Endurance horse fractures under scrutiny

Ruth Carlson, chair of the FEI Endurance Committee; Ian Williams, FEI Director, Non-Olympic Sports; Brian Sheehan, FEI Endurance Committee member, at the Round Table.
L-R: Ruth Carlson, chair of the FEI Endurance Committee; Ian Williams, FEI Director, Non-Olympic Sports; Brian Sheahan, FEI Endurance Committee member, at the Round Table. © Edouard Curchod/FEI

The incidence of fractures in endurance horses was among the topics discussed at the Endurance Round Table session on the final day of the FEI Sports Forum yesterday in Lausanne, Switzerland.

The subject was raised by former Endurance Committee member Jean-Louis Leclerc (France), who asked what was being done to address the issue.

FEI Director Non-Olympic Sports Ian Williams confirmed that the FEI has been looking into both the causes and prevention of these types of injuries “to ensure that the welfare of the horse is absolutely the central pillar of endurance in the future”.

He stated that there is an ongoing review in FEI Headquarters, compiling facts and figures to create the safest possible environment for Endurance horses.

FEI Veterinary Delegate Fred Barrelet (Switzerland), one of the FEI’s most senior and experienced 4* vets and head of Veterinary Services for the upcoming FEI World Endurance Championships in Euston Park (GB), said it was necessary to have assessment and understanding of when and where injuries occur.

“We can then know where the problems are and how they should be addressed. If the rules as they stand are implemented correctly, I am confident that incidents of career limiting and career ending injuries can be reduced back to a low level.”

Barrelet also reported that Annamaria Nagy (Hungary), based at the Animal Health Trust in Newmarket (GB), is currently doing a PhD on orthopaedic injury rates in endurance horses globally. This data will also play an important role in the FEI study.

Representatives of National Federations and veterinarians contributed to discussion on proposed rule changes that will be presented to the FEI General Assembly 2012 in November. Various proposals made by the FEI Endurance Committee were debated before the meeting was opened up for general discussion.

The FEI Technical Committee has undertaken a full review of the present rules for Endurance Riding in the context of the rapid expansion of the discipline worldwide. The major rules changes, dealing with qualification, entries and the composition of championship teams, all received unanimous support from the participants.

Speaking after the session, Williams said: “to change the fundamentals of entries, qualifications and teams is a fantastic step forward.”

The changes involved the introduction of an Elite status for Junior, Young and Senior Athletes, the possibility of bringing spare horses to competitions, and adopting a format that would allow all six members of a squad to contribute to the final team result with the best three scores counting.

Under the proposed new rule, to achieve Junior/Young Rider Elite Athlete Status, athletes must have successfully completed a minimum of 10 CEI 2* 120km events or higher.

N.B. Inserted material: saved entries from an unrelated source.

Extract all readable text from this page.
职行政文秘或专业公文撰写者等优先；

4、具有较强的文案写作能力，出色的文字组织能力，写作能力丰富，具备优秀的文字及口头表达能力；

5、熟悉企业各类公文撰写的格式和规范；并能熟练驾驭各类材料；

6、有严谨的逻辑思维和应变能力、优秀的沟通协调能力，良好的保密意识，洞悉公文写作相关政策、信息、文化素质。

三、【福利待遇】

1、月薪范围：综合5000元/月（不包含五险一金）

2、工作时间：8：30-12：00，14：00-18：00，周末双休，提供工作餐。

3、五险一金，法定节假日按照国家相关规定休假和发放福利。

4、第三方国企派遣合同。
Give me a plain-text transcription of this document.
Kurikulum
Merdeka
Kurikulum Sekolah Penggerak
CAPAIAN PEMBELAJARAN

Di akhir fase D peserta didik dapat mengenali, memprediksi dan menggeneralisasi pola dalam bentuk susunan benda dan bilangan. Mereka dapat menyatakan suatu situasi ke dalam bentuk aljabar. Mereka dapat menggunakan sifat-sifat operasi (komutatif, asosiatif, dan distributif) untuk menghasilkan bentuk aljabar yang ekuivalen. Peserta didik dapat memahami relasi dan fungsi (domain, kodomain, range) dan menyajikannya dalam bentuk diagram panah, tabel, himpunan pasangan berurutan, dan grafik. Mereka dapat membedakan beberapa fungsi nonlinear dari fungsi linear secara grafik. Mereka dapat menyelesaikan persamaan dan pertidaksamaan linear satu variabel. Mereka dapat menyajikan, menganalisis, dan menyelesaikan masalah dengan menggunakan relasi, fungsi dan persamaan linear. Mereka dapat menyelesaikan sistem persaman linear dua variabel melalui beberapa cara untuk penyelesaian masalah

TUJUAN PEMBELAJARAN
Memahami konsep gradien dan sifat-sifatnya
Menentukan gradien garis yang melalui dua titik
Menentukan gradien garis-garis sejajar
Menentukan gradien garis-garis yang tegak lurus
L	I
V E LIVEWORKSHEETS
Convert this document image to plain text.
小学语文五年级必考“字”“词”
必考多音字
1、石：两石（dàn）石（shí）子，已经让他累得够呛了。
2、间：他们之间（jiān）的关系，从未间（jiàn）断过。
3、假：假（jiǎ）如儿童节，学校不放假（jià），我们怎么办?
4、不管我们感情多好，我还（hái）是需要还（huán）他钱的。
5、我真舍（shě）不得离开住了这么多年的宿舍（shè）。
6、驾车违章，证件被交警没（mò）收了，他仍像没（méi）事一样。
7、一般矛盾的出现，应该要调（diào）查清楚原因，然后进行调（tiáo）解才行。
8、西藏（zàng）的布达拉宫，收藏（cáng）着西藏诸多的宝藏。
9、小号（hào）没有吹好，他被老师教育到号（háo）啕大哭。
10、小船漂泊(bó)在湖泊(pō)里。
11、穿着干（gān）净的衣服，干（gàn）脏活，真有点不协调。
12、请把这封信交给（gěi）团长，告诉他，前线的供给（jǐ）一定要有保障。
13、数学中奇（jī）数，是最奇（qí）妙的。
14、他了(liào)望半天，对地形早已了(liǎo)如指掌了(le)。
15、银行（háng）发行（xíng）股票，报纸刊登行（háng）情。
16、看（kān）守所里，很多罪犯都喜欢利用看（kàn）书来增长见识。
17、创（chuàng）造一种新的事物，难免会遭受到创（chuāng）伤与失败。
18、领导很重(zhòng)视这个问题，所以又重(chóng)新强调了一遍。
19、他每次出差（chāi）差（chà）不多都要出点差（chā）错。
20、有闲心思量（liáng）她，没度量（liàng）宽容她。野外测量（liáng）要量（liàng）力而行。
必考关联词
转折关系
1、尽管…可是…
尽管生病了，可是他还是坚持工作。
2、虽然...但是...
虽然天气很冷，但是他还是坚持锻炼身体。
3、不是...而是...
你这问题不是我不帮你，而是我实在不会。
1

To maintain this status, they must successfully complete at least one CEI 120km or higher event within every successive 24 months.

Senior Elite Athlete status would be awarded to riders who successfully complete a minimum of 10 CEI 3* 160km events or higher. To maintain Senior Elite Athlete status, Athletes must successfully complete at least one CEI 160 km within every successive 24 months.

Barrelet suggested that, apart from these qualification criteria, any disciplinary action within the 24-month status-maintaining period should be taken into account. The suggestion was taken on board by the Committee.

There was also strong support for changes in the rules relating to establishing the field of play, and the creation of the role of course designer. This new role will have a direct bearing on the level of safety and challenge of the courses.

The FEI Technical Committee also sought feedback on the final horse inspection and whether to change it to make it more spectator friendly.

FEI Endurance Committee Brian Sheahan (AUS) was adamant that horse welfare was not negotiable. “We can’t put public adulation before horse welfare or we can throw our rule book away,” he said. “We should think of ways to make the inspection easier for spectators to understand but we will never compromise our welfare standards.”

In his wrap-up of the key discussion points, Williams said: “The FEI is absolutely aware of the issues that this discipline faces and the rule changes have addressed what issues we can, but we are looking for more information to create a safe environment for our horses to perform in endurance.”

Endurance Committee chair Ruth Carlson brought the meeting to a close. “Please know that it’s not just in a forum like this that we welcome input,” she said. “If you have a concern, a suggestion, a problem, we want to hear about it. Please get in touch with us. We will take everything seriously and get back to everyone.”